Após o fim da instrução e uma vez graduados no posto de Cabo Miliciano, espécie de limbo na hierarquia militar, inventado pelos estrategas de então para justificar o pagamento de um “pré” miserável a um sargento, vinha a colocação numa unidade o mais distante possível dos locais cuja preferência dávamos a conhecer, de forma criteriosa, por inscrição em impresso devidamente homologado.
Sendo natural da Madeira, inscrevi em primeiro e segundo lugares, unidades instaladas nas cidades do Funchal e Lisboa, colocando Caldas da Rainha em terceiro lugar, apenas porque, para além de já conhecer o local – fiz ali a recruta ‑ tinha a vantagem de, estando perto de Lisboa, poder usufruir da oportunidade para, aproveitando folgas, ir fazendo umas cadeiras do curso abruptamente interrompido.
Sem surpresa, fui colocado no RI-16 em Évora e destacado para Caçadores 6 na longínqua e então, para mim, desconhecida cidade de Castelo Branco, constituindo um sinal de que a mobilização para África era certa e iminente. É que, a colocação em locais tão díspares dos escolhidos, por regra o mais longe possível, assegurava o corte com os elos familiares e de amizade que compõem os afectos próprios do ser humano, constituindo como um primeiro tirocínio de habituação à longa ausência que se avizinhava.
Para já, no BC-6, foi o primeiro impacto com uma realidade diferente, o que significa a passagem da condição de cumpridor de ordens, muitas vezes ditadas por quem nem sequer sabia da arte de mandar, para uma outra, em que, mutatis mutandis, se fazia exactamente aquilo que antes, em surdina se condenava, num quase exercício de imitação, impondo a homens recém-chegados a esta etapa da vida dos jovens de então, um conjunto de ordens e contra ordens, regras, estratégias e afins, entremeadas com exercícios físicos diários, mandados executar sem consciência das capacidades do corpo humano ou do malefício que daí poderia resultar para a integridade física de cada um.
É que, pelo menos naquele tempo, era entendido que seis meses era tempo mais do que suficiente para transformar gente recém saída da adolescência em militares graduados, colocando-lhes sobre os ombros uma responsabilidade do tamanho do mundo, sem que disso, sequer, se apercebessem.
E foi assim, que os novos recrutas daquela unidade serviram na perfeição como cobaias para testar a minha capacidade de ensinar a recém-adquirida panóplia de conhecimentos, técnicas e minudências da arte de uma guerra onde nunca tinha estado, devidamente condimentadas com as qualidades de comando necessárias ao bom desempenho da missão de mandar.
A já esperada notícia chegou, comunicada de forma peculiar pelo Cabo Miliciano Leitão, então colocado no aconchego da secretaria da unidade, a quem os quase 18 meses que já levava de tropa o colocavam entre os “velhinhos” que tinham vindo a escapar de uma mobilização para África.
- Foste mobilizado!
Gritou de longe, esbracejando na minha direcção.
- Quem?

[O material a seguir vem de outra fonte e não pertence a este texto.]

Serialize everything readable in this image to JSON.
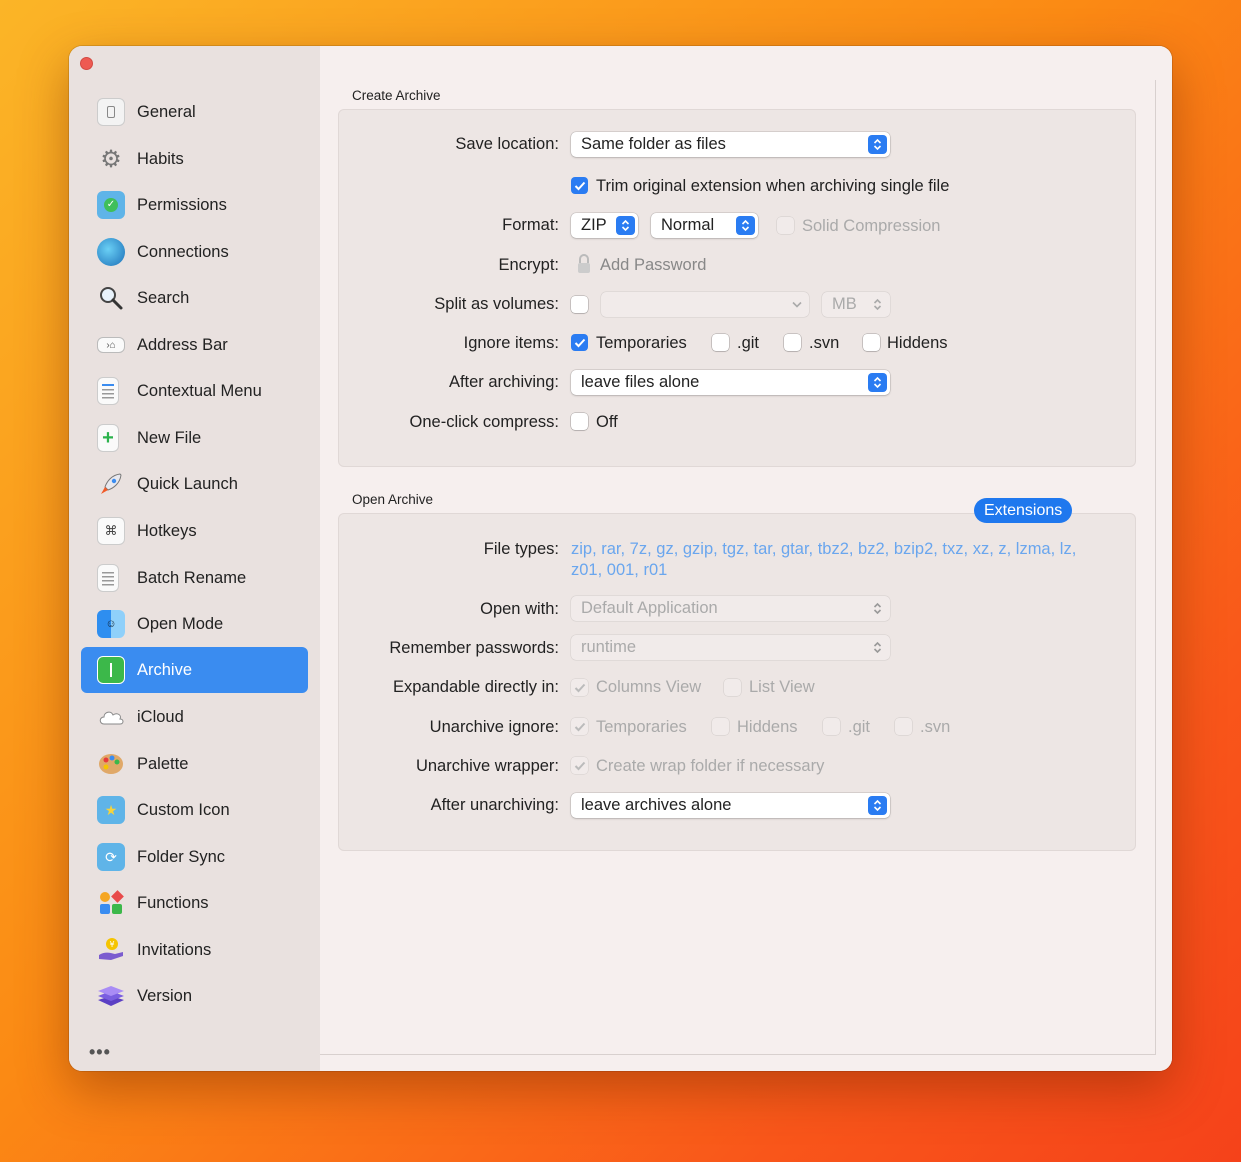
{
  "sidebar": {
    "items": [
      {
        "label": "General",
        "icon": "switch-icon"
      },
      {
        "label": "Habits",
        "icon": "gear-icon"
      },
      {
        "label": "Permissions",
        "icon": "folder-check-icon"
      },
      {
        "label": "Connections",
        "icon": "globe-icon"
      },
      {
        "label": "Search",
        "icon": "magnifier-icon"
      },
      {
        "label": "Address Bar",
        "icon": "address-bar-icon"
      },
      {
        "label": "Contextual Menu",
        "icon": "menu-list-icon"
      },
      {
        "label": "New File",
        "icon": "new-file-icon"
      },
      {
        "label": "Quick Launch",
        "icon": "rocket-icon"
      },
      {
        "label": "Hotkeys",
        "icon": "command-key-icon"
      },
      {
        "label": "Batch Rename",
        "icon": "document-list-icon"
      },
      {
        "label": "Open Mode",
        "icon": "finder-icon"
      },
      {
        "label": "Archive",
        "icon": "archive-icon"
      },
      {
        "label": "iCloud",
        "icon": "cloud-icon"
      },
      {
        "label": "Palette",
        "icon": "palette-icon"
      },
      {
        "label": "Custom Icon",
        "icon": "folder-star-icon"
      },
      {
        "label": "Folder Sync",
        "icon": "folder-sync-icon"
      },
      {
        "label": "Functions",
        "icon": "shapes-icon"
      },
      {
        "label": "Invitations",
        "icon": "coin-hand-icon"
      },
      {
        "label": "Version",
        "icon": "layers-icon"
      }
    ],
    "active": "Archive",
    "more": "•••"
  },
  "create_archive": {
    "title": "Create Archive",
    "save_location_label": "Save location:",
    "save_location_value": "Same folder as files",
    "trim_label": "Trim original extension when archiving single file",
    "trim_checked": true,
    "format_label": "Format:",
    "format_value": "ZIP",
    "level_value": "Normal",
    "solid_label": "Solid Compression",
    "encrypt_label": "Encrypt:",
    "add_password": "Add Password",
    "split_label": "Split as volumes:",
    "split_unit": "MB",
    "ignore_label": "Ignore items:",
    "ignore_options": [
      {
        "label": "Temporaries",
        "checked": true
      },
      {
        "label": ".git",
        "checked": false
      },
      {
        "label": ".svn",
        "checked": false
      },
      {
        "label": "Hiddens",
        "checked": false
      }
    ],
    "after_label": "After archiving:",
    "after_value": "leave files alone",
    "oneclick_label": "One-click compress:",
    "oneclick_value": "Off"
  },
  "open_archive": {
    "title": "Open Archive",
    "extensions_button": "Extensions",
    "file_types_label": "File types:",
    "file_types_line1": "zip, rar, 7z, gz, gzip, tgz, tar, gtar, tbz2, bz2, bzip2, txz, xz, z, lzma, lz,",
    "file_types_line2": "z01, 001, r01",
    "open_with_label": "Open with:",
    "open_with_value": "Default Application",
    "remember_label": "Remember passwords:",
    "remember_value": "runtime",
    "expandable_label": "Expandable directly in:",
    "expandable_options": [
      {
        "label": "Columns View",
        "checked": true
      },
      {
        "label": "List View",
        "checked": false
      }
    ],
    "unarchive_ignore_label": "Unarchive ignore:",
    "unarchive_ignore_options": [
      {
        "label": "Temporaries",
        "checked": true
      },
      {
        "label": "Hiddens",
        "checked": false
      },
      {
        "label": ".git",
        "checked": false
      },
      {
        "label": ".svn",
        "checked": false
      }
    ],
    "wrapper_label": "Unarchive wrapper:",
    "wrapper_option": "Create wrap folder if necessary",
    "after_label": "After unarchiving:",
    "after_value": "leave archives alone"
  },
  "colors": {
    "accent": "#2a7cf2",
    "selection": "#3a8cf0",
    "link": "#6aa6ee"
  }
}
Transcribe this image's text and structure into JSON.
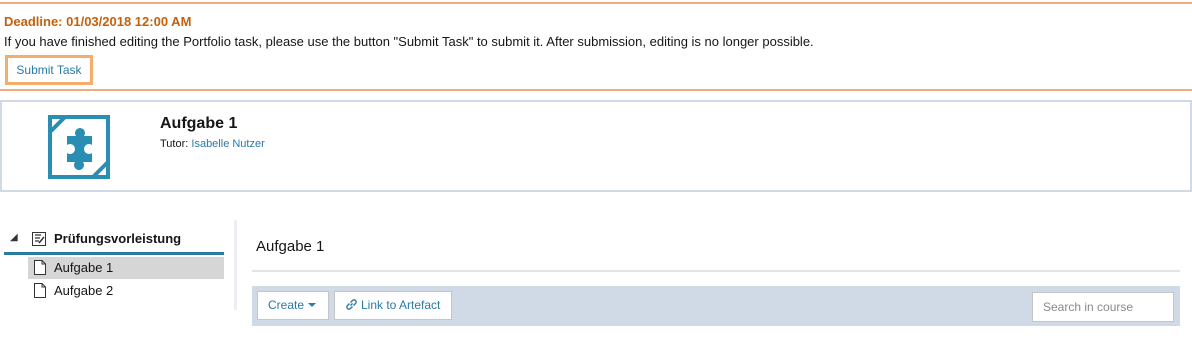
{
  "notice": {
    "deadline": "Deadline: 01/03/2018 12:00 AM",
    "message": "If you have finished editing the Portfolio task, please use the button \"Submit Task\" to submit it. After submission, editing is no longer possible.",
    "submit_label": "Submit Task"
  },
  "object": {
    "title": "Aufgabe 1",
    "tutor_label": "Tutor:",
    "tutor_name": "Isabelle Nutzer",
    "icon": "puzzle-icon"
  },
  "tree": {
    "root": {
      "label": "Prüfungsvorleistung",
      "icon": "portfolio-icon"
    },
    "items": [
      {
        "label": "Aufgabe 1",
        "icon": "document-icon",
        "active": true
      },
      {
        "label": "Aufgabe 2",
        "icon": "document-icon",
        "active": false
      }
    ]
  },
  "main": {
    "title": "Aufgabe 1",
    "toolbar": {
      "create_label": "Create",
      "link_label": "Link to Artefact",
      "search_placeholder": "Search in course"
    }
  },
  "colors": {
    "deadline": "#c4610c",
    "notice_border": "#f1aa82",
    "link": "#2a7aa6",
    "toolbar_bg": "#d0dae6",
    "icon_accent": "#2a8db2"
  }
}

Eu?
Retorqui com idiota e redundante pergunta.
Sim! E eu também. Vamos na mesma companhia … para Angola!
E continuou, no típico desabafo que caracterizava o linguajar da tropa.
- F…., lixaram-me! Estou quase a ser promovido a Furriel e já não esperava bater com os costados em África.
Com efeito, pelo menos até então, era quase certo livrar-se de um passeio pelo ultramar, se a mobilização não chegasse antes de completados 18 meses de vida militar, altura em que, finalmente, eram substituídas as divisas de Cabo Miliciano, pelas de Furriel. No caso do Leitão, apanharam-no no limite. Mais umas semanitas e com a promoção talvez conseguisse escapar.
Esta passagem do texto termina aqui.